My hope is that American Jewish leaders stand in defense of American democracy, and civil rights, and the rule of law, and the equal protection of the law. I am encouraged when they do so, and I think it’s really important at this time that leaders speak out with moral courage.

Anything else you wanted to add? 

Obviously there’s a spectrum of opinion in the American Jewish community about the administration, and I respect that. The thought that I would want to leave folks with is that, while [the Trump effort] feels good — and I can certainly understand people who feel vulnerable and insecure, particularly after October 7, because of the rise of antisemitism, I very much sympathize with that — it’s important to recognize that what feels like protection and safety today, because of some of the actions the administration has taken, can disappear in a heartbeat. Today’s “protection” can be tomorrow’s persecution. We need to be very vigilant about the erosion of the rule of law and our civil liberties, because that is the best defense against antisemitism, not the protection of the strongmen.

I really do feel sympathy with a lot of Jewish people who feel threatened and unsafe.

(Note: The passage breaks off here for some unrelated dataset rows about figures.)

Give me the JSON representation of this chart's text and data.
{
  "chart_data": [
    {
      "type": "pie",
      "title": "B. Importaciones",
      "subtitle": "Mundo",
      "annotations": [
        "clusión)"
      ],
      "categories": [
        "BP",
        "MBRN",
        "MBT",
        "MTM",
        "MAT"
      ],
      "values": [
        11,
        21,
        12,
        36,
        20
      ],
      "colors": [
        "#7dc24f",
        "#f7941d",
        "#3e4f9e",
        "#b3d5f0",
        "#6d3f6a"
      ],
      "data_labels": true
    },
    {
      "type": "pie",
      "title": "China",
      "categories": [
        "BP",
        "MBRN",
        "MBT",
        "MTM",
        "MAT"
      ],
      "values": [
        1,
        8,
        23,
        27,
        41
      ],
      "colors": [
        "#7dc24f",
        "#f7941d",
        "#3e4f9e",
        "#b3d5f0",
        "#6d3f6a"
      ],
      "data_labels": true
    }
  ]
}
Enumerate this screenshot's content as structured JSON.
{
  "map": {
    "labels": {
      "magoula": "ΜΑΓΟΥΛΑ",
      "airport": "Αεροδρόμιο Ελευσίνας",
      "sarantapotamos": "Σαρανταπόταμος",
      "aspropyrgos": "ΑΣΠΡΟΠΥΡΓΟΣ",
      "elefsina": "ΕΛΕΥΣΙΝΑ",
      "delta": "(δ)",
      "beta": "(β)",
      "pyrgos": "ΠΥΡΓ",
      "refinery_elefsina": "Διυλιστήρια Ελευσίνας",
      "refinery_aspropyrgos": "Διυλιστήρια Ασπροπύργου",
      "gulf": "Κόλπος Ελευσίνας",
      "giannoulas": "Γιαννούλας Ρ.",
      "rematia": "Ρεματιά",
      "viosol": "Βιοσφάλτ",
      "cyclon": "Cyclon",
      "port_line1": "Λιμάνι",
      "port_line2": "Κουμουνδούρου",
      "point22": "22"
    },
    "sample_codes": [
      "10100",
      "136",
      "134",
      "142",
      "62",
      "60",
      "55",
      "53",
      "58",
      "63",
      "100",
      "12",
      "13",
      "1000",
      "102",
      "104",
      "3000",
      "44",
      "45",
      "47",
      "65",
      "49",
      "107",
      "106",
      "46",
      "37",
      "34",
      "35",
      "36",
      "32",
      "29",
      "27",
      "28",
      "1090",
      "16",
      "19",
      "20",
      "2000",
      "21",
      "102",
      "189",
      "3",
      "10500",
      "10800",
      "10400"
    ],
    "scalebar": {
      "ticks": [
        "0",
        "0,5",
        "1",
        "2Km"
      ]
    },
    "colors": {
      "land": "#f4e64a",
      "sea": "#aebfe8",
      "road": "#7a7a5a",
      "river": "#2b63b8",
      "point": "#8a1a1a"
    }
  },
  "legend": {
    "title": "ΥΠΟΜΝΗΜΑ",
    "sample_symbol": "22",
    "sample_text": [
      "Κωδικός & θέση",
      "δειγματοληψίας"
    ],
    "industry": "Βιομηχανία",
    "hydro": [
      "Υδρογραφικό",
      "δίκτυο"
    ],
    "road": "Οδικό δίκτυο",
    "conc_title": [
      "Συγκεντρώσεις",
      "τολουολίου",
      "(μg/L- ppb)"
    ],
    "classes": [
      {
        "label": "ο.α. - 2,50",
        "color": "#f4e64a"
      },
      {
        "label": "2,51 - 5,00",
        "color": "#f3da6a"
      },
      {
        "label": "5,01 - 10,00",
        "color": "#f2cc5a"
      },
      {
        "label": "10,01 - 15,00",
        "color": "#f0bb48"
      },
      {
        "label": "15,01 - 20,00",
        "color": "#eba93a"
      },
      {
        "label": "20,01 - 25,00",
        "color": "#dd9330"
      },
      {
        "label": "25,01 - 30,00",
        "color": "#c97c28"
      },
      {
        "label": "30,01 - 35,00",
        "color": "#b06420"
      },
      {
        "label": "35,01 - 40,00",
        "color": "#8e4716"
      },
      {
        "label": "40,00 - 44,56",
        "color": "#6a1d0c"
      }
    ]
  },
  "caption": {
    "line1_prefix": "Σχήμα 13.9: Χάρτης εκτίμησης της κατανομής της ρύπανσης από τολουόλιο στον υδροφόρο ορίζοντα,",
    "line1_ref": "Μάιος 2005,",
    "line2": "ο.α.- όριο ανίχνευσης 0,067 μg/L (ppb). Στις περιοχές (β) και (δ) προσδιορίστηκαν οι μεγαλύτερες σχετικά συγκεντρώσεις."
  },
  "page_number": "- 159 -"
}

I have friends who send their kids to college who feel excluded, who feel intimidated sometimes and unsafe. That is a real feeling, and antisemitism is a real threat to a lot of people, not just to Jews, but to Americans of all stripes. We need to acknowledge that problem. We need to understand that people feel threatened and insecure and we need to find the wherewithal to defend our democracy.

The last thing I’d say is that I am proud of Harvard for standing up and for refusing to be bullied. That is a morally courageous and patriotic decision, and it also carries great risk, and it requires real sacrifice. I’m proud that Harvard stood up, and is hopefully inspiring others in civil society to stand up for the morally courageous and patriotic thing to do.